The list of 51 targets which was published at the end of 2013 was put together by the council's officers and was headed by cynical attacks on soft targets such as trade union support and the Welsh language, where the savings will be negligible and the damage immense.
Back in November council leader Kevin Madge launched a vitriolic attack on the opposition Plaid group. He took the difficult decisions while they ran away from responsibility, he claimed.
Peter Hughes Griffiths responded by inviting Kevin Madge and other members of the Labour Independent coalition to a meeting to discuss Plaid's own budget proposals.
The meeting is unlikely ever to take place because Kevin Madge and Pam Palmer insisted that they would only meet opposition councillors if council officers took part in the meeting. Which goes to show who is really running the show.

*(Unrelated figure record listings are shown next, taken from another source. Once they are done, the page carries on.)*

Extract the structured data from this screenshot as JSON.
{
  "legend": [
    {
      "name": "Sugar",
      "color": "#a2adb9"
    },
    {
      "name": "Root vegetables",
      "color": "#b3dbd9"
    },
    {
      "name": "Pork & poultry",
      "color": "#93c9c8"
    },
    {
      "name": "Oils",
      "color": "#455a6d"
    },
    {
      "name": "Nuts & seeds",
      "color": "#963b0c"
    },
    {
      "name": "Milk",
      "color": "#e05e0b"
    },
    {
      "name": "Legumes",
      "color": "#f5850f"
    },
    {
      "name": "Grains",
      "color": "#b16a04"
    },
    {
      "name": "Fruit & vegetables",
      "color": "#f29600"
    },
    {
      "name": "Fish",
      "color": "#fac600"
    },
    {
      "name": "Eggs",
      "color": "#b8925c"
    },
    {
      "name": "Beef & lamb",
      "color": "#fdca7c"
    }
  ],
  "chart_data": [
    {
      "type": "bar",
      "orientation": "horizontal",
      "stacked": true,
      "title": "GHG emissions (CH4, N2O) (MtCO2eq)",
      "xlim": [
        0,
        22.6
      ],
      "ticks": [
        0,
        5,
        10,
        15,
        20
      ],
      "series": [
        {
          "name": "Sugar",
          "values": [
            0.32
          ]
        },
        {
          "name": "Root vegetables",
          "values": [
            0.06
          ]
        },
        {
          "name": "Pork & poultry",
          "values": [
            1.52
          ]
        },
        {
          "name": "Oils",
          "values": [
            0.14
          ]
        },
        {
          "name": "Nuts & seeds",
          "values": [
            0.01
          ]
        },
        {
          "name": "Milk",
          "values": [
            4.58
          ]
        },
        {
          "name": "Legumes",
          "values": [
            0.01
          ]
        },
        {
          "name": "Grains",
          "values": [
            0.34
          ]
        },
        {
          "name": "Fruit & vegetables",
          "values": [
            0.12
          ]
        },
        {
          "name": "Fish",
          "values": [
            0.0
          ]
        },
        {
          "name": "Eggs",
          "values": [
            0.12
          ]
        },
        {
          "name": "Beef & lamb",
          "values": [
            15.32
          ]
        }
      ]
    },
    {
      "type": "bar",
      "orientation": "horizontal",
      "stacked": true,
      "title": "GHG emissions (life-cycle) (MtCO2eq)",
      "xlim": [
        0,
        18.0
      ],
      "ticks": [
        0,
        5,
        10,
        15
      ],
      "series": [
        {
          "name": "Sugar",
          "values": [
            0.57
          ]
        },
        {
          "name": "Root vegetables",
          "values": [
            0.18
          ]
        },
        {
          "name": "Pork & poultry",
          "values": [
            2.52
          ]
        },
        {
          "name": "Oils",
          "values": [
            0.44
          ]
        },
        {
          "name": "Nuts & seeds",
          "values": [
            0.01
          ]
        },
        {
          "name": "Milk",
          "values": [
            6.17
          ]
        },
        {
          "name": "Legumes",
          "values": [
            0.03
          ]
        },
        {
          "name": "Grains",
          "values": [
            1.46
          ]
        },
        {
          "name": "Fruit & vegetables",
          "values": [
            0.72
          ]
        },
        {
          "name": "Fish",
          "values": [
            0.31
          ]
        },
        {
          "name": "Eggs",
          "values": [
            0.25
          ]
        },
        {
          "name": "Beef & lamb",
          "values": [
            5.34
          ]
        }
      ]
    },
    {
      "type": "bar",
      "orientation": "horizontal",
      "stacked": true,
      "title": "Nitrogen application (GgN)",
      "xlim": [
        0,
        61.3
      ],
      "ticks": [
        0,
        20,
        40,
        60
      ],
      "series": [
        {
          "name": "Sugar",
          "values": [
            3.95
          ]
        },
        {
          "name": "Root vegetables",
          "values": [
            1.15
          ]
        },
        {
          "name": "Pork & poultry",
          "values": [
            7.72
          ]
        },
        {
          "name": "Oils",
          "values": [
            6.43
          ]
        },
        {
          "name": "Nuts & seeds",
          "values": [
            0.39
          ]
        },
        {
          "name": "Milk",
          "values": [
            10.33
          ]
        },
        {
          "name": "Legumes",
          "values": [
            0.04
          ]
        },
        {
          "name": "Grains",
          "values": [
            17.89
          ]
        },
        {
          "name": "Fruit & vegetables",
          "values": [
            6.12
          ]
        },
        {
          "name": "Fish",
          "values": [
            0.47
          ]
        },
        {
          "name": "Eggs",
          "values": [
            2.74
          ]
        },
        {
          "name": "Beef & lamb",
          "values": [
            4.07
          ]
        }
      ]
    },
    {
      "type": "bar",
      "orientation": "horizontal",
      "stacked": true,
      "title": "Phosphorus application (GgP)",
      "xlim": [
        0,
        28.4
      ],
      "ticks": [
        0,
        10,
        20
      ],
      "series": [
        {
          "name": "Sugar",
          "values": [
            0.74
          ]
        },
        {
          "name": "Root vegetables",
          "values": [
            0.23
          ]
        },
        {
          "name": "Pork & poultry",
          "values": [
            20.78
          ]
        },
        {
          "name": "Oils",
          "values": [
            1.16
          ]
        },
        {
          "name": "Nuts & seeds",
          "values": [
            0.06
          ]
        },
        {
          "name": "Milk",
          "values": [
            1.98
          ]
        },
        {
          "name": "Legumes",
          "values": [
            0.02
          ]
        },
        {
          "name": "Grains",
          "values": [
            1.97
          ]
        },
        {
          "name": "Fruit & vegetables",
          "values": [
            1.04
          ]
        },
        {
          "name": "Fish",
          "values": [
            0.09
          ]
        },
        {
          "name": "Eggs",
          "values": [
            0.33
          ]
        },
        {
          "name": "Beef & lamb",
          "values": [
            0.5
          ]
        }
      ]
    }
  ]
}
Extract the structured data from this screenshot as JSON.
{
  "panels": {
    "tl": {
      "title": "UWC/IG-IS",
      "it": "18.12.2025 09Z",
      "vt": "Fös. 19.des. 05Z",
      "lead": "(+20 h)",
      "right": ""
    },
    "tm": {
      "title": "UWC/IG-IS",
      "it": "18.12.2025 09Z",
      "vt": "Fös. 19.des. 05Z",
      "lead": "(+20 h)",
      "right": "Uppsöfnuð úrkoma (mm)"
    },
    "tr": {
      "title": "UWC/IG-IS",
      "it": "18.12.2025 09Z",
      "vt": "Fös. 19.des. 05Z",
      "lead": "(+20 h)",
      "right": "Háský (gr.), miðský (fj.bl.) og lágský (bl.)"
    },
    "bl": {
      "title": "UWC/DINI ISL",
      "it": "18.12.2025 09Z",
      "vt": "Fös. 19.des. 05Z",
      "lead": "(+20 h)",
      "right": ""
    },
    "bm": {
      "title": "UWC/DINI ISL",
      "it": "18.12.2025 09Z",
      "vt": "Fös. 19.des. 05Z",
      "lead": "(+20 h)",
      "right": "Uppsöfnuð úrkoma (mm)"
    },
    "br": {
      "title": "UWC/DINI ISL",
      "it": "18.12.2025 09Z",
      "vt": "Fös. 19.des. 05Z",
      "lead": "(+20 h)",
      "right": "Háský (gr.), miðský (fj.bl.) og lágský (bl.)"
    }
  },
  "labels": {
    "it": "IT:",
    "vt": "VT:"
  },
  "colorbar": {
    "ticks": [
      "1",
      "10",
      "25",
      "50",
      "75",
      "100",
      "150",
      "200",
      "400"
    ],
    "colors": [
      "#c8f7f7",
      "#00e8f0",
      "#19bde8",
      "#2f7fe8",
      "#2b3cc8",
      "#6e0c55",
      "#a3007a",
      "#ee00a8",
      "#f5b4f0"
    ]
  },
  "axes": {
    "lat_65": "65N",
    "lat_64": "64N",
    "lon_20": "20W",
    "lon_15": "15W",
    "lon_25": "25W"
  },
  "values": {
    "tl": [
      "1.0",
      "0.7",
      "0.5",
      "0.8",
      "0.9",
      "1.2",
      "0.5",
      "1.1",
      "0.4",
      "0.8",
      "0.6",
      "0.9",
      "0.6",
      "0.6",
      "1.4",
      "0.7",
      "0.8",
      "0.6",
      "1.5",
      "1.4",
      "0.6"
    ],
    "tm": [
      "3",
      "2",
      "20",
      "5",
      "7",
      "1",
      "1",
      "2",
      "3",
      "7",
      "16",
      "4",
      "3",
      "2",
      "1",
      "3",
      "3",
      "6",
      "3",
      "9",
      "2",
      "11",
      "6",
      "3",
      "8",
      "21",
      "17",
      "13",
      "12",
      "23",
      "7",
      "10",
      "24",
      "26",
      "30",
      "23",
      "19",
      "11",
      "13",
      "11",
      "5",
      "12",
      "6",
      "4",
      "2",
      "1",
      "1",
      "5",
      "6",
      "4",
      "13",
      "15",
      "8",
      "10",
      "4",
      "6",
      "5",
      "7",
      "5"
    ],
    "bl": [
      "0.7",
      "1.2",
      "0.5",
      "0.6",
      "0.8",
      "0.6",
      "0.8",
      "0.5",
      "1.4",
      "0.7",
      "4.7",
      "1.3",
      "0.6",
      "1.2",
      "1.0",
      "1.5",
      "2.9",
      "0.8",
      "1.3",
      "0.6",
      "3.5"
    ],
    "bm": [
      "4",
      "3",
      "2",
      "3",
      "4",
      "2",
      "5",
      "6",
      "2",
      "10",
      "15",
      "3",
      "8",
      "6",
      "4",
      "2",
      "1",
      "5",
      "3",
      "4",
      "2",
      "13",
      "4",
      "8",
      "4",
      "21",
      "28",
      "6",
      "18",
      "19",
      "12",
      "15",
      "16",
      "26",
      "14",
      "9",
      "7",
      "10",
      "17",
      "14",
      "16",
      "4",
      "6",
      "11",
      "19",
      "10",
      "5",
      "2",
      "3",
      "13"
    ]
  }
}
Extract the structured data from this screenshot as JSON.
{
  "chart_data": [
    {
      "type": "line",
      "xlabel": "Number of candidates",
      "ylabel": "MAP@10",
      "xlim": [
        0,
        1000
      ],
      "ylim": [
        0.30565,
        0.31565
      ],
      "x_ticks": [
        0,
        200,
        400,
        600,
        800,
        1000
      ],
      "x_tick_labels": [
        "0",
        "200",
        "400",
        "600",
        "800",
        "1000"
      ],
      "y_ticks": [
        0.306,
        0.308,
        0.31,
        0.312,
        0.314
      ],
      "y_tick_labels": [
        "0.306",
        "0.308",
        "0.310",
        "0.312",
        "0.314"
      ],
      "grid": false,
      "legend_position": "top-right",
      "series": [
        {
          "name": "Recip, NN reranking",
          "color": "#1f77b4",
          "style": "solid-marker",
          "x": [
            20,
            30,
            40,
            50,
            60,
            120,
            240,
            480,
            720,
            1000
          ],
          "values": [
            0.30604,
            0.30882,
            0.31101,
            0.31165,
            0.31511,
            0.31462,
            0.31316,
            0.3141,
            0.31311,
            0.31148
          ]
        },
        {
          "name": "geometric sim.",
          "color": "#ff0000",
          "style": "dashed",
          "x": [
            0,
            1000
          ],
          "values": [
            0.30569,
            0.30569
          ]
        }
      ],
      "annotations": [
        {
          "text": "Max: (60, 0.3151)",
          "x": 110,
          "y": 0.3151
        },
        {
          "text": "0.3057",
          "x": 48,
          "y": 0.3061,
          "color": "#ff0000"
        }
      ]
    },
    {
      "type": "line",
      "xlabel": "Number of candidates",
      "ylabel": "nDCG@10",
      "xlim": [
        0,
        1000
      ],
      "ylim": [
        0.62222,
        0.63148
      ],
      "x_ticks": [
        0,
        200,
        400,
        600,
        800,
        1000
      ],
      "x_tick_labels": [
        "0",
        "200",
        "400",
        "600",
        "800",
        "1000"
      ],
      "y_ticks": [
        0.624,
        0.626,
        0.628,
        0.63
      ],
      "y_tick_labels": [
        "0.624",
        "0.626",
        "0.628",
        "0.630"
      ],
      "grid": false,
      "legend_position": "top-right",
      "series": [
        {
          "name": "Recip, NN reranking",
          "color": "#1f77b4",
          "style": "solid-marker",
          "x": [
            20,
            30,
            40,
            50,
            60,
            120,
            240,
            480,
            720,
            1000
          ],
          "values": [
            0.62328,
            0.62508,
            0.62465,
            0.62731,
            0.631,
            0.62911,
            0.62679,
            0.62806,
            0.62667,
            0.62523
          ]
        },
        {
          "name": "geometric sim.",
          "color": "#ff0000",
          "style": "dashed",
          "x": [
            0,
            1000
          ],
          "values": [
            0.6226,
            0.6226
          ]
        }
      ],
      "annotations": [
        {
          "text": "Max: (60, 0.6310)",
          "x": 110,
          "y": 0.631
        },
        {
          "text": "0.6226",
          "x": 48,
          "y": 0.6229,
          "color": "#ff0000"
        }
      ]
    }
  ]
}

Concluding that a meeting on those terms would be a waste of time, the Plaid group has now published an outline of its plans, which it says would avoid compulsory redundancies, raising charges and service cuts.
The Plaid options would make over £7 million available against the required policy savings of £4.3m. This would spare all the services listed for cuts or increased charges by the Council for 2014-15. Furthermore, the highly-unpopular hike in charges for the use of sports facilities – rushed in by the Executive Board before the budget discussions started – would not have to be implemented.
The savings would be achieved by a combination of measures including accepting applications for early retirement; taking a larger share of profits made by CWM (the council's waste recycling firm); selling part of the council's bloated property portfolio; allocating half of the Welsh government's outcome grant to the revenue account; taking £1 million out of reserves, including reserves set aside for non-active projects; and trimming the budgets of the council's various communications operations, including replacing the newspaper with an annual information sheet.
In its statement, the Plaid group says that it, "notes that the salaries paid to senior officers in Carmarthenshire are amongst the highest in Wales. The Chief Executive earns £180,000+ (more than the UK Prime Minister); four other senior officers earn £130,000+ (the same as Cabinet Ministers) and another 19 Heads of Service £80,000+ (much more than MPs). This is a source of great public resentment. We believe a cross-party group should review the situation, with a view to setting reasonable salary scales for future appointments."